While operating six AD5050 “Myxa” ESCs in a long duration test setup, we discovered a severe failure condition.
The ESCs are operated via Cyphal (Telega 1.0 firmware), receive velocity setpoints via the setpoint_velocity port at 20 Hz, and (should) run uninterrupted for days and potentially weeks. Each device has its own setpoint index for the subscription array.
After a few hours of continuous operation, the velocity tracking starts getting worse, there seems to be a semi-constant offset between setpoint and actual velocity. After a few more hours, some ESCs start showing behavior where the velocity can’t go below a certain lower threshold, as is shown in the picture below. From there, this problem usually gets worse quickly, sometimes resulting in prolonged periods of full throttle (current-limited).
We have tested and observed this for around 130 hours, with the pattern emerging multiple times with different ESCs. Restarting the sequence seems to solve the immediate issue (dashed vertical lines in the plot below), a full reboot of the Telega firmware (solid black vertical lines) does not seem to have any additional effect.
This is not a known issue. The INDI controller has the integrator off per your config, and internally it is basically stateless otherwise.
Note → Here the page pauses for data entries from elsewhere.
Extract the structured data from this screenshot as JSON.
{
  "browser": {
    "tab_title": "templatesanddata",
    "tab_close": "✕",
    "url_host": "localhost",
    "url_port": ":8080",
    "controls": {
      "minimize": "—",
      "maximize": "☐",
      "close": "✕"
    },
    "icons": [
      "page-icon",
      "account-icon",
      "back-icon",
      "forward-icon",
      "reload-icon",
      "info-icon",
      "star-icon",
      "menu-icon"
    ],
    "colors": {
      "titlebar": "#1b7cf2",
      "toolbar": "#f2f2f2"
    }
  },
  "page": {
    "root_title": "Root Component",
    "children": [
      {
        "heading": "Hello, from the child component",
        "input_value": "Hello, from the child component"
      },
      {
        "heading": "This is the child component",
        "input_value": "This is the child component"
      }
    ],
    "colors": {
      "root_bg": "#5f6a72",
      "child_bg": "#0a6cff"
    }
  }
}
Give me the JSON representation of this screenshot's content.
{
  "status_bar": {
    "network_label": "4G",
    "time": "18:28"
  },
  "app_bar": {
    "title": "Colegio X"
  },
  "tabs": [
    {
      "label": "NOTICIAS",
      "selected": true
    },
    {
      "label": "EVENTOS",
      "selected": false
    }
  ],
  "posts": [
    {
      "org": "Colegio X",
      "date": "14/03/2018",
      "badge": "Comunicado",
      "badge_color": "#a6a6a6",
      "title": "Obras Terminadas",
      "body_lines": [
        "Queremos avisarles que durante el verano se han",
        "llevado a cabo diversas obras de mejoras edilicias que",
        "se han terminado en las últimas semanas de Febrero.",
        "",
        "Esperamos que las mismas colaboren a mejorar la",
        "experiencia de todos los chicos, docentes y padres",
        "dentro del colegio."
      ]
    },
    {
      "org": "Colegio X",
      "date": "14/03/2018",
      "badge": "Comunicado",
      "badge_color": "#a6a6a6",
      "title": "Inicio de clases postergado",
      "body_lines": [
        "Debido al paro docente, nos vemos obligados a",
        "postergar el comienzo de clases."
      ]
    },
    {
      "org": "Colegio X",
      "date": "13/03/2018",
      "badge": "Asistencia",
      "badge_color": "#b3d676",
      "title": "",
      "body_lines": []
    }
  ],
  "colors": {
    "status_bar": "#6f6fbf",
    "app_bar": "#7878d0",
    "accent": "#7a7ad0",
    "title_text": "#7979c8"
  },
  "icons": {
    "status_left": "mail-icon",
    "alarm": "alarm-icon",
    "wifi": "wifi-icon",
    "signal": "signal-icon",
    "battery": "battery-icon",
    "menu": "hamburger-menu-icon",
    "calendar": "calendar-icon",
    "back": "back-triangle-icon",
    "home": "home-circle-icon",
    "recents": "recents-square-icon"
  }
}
One thing that seems suspicious is that you have RCPWM control enabled without strong pull and no deadband:
In this setup, especially if you have anything plugged into the aux port, spurious control inputs are possible. Can you check if it’s possible to reproduce the issue with the aux port disabled completely?
This run also shows first signs of the same problem, even with the PWM input completely disabled. I have not yet observed the “setpoint clipping” state, but the offset is already noticeable.
I had to restart the test sequence this morning due to an unrelated issue, but I will continue trying to reproduce the fault sequence observed earlier.
Over the weekend I have not been able to reproduce the velocity runaway described above, so the issue might be related to the RCPWM input configuration.
The slowly accumulating velocity error is still very much a thing, though:
@finwood would it be possible to obtain the current and demand factor plots captured around the onset of the issue? I am having trouble reproducing it locally so far.
EDIT: Also it would help if you could check whether setting drive.velocity_ctl.2_indi.acceleration_pi[1] to a small positive value (the integral channel of the acceleration controller in the INDI) can mitigate the issue.
It appears that I virtually succeeded in reproducing the problem. It is related to a discrepancy between the estimated torque and the real torque due to motor parameter drift with temperature and other environmental factors. Investigation is still ongoing but I could really use additional telemetry data.
Sorry for the delay, I have been out sick the past few days.
I’ve exported a dataset for the run described in the first post above, from 2026-04-21 15:55:00+02:00 to 2026-04-22 14:20:00+02:00. The different Telega ports are available at https://telega-velocity-tracking.s3.fr-par.scw.cloud/2026-05-08/topic.parquet, along with the heartbeat of all devices in the network and the published velocity setpoint (a zubax.primitive.real16.Vector6.1.0).
$ mc ls -r scw/telega-velocity-tracking
[2026-05-08 12:04:11 UTC] 46MiB STANDARD 2026-05-08/compact.parquet
[2026-05-08 12:04:13 UTC] 70MiB STANDARD 2026-05-08/dq.parquet
[2026-05-08 12:04:05 UTC] 149MiB STANDARD 2026-05-08/dynamics.parquet
[2026-05-08 12:04:09 UTC] 29MiB STANDARD 2026-05-08/feedback.parquet
[2026-05-08 12:04:02 UTC] 4.6MiB STANDARD 2026-05-08/heartbeat.parquet
[2026-05-08 12:04:08 UTC] 85MiB STANDARD 2026-05-08/power.parquet
[2026-05-08 12:04:15 UTC] 32MiB STANDARD 2026-05-08/setpoint.parquet
[2026-05-08 12:04:10 UTC] 35MiB STANDARD 2026-05-08/status.parquet
[2026-05-08 12:04:14 UTC] 29MiB STANDARD 2026-05-08/temperature.parquet
[2026-05-08 12:17:18 UTC] 6.2GiB STANDARD duck.db
The complete dataset of all runs so far is additionaly available in the DuckDB file also present in the same S3 bucket: duck.db (6.2 GiB). The parquet files are flattened DSDL with two metadata columns (see below), the DuckDB file has been created with this load.sql (2.9 KB) script.
I will be back in the lab on Monday and will start another test run with a small drive.velocity_ctl.2_indi.acceleration_pi[1] value, I will update you on the results later that week.
I have been able to reproduce the runaway (velocity?) controller issue, even with the AUX input disabled and a small positive I-gain in the INDI acceleration controller. The integral channel was able to compensate for the slowly accumulating velocity offset, but the runaway still occurred.
Shortly before the runaway, the “clipping” behavior is also still present. During that time, the motor seemed severely hindered in decelerating, as can be seen in the second-to-last plot at around 03:34:00. At 04:00:00 the test run was interrupted to prevent the controller from overheating.